Abstract

By focusing primarily on outcomes in the inpatient setting one may overlook serious adverse events that may occur after discharge (eg, readmissions, mortality) as well as opportunities for improving outpatient care. Our overall objective was to examine whether experiencing an Agency for Healthcare Research and Quality Patient Safety Indicator (PSI) event in an index medical or surgical hospitalization increased the likelihood of readmission. We applied the Agency for Healthcare Research and Quality PSI software (version 4.1.a) to 2003-2007 Veterans Health Administration inpatient discharge data to generate risk-adjusted PSI rates for 9 individual PSIs and 4 aggregate PSI measures: any PSI event and composite PSIs reflecting "Technical Care," "Continuity of Care," and both surgical and medical care (Mixed). We estimated separate logistic regression models to predict the likelihood of 30-day readmission for individual PSIs, any PSI event, and the 3 composites, adjusting for age, sex, comorbidities, and the occurrence of other PSI(s). The odds of readmission were 23% higher for index hospitalizations with any PSI event compared with those with no event [confidence interval (CI), 1.19-1.26], and ranged from 22% higher for Iatrogenic Pneumothorax (CI, 1.03-1.45) to 61% higher for Postoperative Wound Dehiscence (CI, 1.27-2.05).
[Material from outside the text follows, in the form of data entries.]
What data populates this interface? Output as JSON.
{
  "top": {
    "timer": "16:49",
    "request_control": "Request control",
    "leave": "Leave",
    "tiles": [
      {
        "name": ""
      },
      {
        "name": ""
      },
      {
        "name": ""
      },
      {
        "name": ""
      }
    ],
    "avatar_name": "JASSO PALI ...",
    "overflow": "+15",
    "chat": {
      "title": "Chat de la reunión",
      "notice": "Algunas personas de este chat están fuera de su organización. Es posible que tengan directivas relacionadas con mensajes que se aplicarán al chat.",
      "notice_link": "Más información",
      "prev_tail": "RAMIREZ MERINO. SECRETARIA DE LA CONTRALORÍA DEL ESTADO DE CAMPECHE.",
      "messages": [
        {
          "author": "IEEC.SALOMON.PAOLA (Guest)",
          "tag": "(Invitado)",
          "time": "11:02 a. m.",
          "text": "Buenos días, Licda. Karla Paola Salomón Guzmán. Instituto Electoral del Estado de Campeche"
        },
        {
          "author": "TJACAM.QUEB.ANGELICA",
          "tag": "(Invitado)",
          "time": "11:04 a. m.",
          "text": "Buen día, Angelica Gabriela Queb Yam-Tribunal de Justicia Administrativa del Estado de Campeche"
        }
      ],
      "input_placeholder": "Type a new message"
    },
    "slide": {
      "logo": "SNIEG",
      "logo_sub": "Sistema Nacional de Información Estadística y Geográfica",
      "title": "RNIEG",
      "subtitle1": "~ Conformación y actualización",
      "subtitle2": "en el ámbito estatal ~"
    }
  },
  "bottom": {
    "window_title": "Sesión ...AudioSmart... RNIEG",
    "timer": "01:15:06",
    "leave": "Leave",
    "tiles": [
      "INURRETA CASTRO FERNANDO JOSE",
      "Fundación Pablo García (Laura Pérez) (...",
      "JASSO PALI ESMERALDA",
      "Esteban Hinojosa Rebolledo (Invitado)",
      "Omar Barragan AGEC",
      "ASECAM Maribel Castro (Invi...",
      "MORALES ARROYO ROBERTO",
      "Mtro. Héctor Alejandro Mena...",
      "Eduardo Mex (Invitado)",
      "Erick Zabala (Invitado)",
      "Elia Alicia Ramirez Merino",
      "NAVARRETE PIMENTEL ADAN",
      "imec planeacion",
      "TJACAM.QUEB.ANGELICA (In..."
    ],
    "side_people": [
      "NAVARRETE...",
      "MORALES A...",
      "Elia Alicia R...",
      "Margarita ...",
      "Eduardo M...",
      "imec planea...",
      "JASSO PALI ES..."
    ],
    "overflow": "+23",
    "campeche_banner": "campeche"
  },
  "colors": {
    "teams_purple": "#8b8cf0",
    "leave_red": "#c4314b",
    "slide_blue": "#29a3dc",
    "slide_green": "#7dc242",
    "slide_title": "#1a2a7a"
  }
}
For the composites, the odds of readmission ranged from 15% higher for the Technical Care composite (CI, 1.08-1.22) to 37% higher for the Continuity of Care composite (CI, 1.26-1.50). Our results suggest that interventions that focus on minimizing preventable inpatient safety events as well as improving coordination of care between and across settings may decrease the likelihood of readmission.